Speculative military fiction, and fiction in general, allows us to explore potentialities. Possible futures that we might either want to strive for, or desperately avoid. Writing is a way to express ideas, work out answers to complex questions, discover new ideas altogether. Sometimes, writing can be therapeutic.
For me, writing Wake of War was something of a cathartic experience. I’m not afraid to admit that. Life can be chaotic and unpredictable, and often times the things we experience or are forced to endure can leave a mark. That can make it difficult to look in the mirror, but fiction provides a lens through which we can examine those rough spots. Fiction gives us permission to confront the darkness, to face the storm we might be holding back within ourselves. Because sometimes in order to truly consider the weight of a thing, you have to make it hurt. Like dressing a wound. You won’t do a damn bit of good if you don’t first lay eyes on the wreckage and figure out what happened, and what needs to happen next in order to fix it. Facing the damage is part of the healing process. It’s not easy, and it’s not for everyone. But it is an important part of the process, and military fiction written by people with real-world experience can help move the conversations around such topics in the right direction. We can all collectively begin to understand, at least to a degree, what that world is like.

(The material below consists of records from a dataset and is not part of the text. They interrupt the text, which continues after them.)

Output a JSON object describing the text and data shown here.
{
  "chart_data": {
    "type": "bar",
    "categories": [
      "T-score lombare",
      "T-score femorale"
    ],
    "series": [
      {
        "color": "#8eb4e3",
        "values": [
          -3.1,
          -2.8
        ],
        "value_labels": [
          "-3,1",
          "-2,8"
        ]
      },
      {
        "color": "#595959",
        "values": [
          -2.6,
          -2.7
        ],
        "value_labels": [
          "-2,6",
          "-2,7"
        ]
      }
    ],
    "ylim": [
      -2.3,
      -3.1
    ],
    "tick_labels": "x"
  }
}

Wake of War is a tough book that confronts some tough situations. It’s not a feel-good story with easily identifiable heroes and villains. Real life doesn’t work that way, not typically. There’s pain, loss, regret, rage. Sincerity, desperation, hope. Consequence is an important theme in this one. And in order to give the story weight, and to do so with an honest voice that doesn’t exploit the situation, I had to consider my own experiences quite a bit. This book wouldn’t be what it is, wouldn’t even exist at all really, had I not been through much of it myself.
Authenticity continues to be a highly regarded element of speculative military fiction, which, when you think about it, is somewhat unsettling. In order for writers to have authentic stories of fictional battlefields, they must first survive real world battlefields. Maybe one day it won’t have to be that way. Maybe one day these stories can help inspire conversations that move us toward more positive outcomes, and help influence a better future.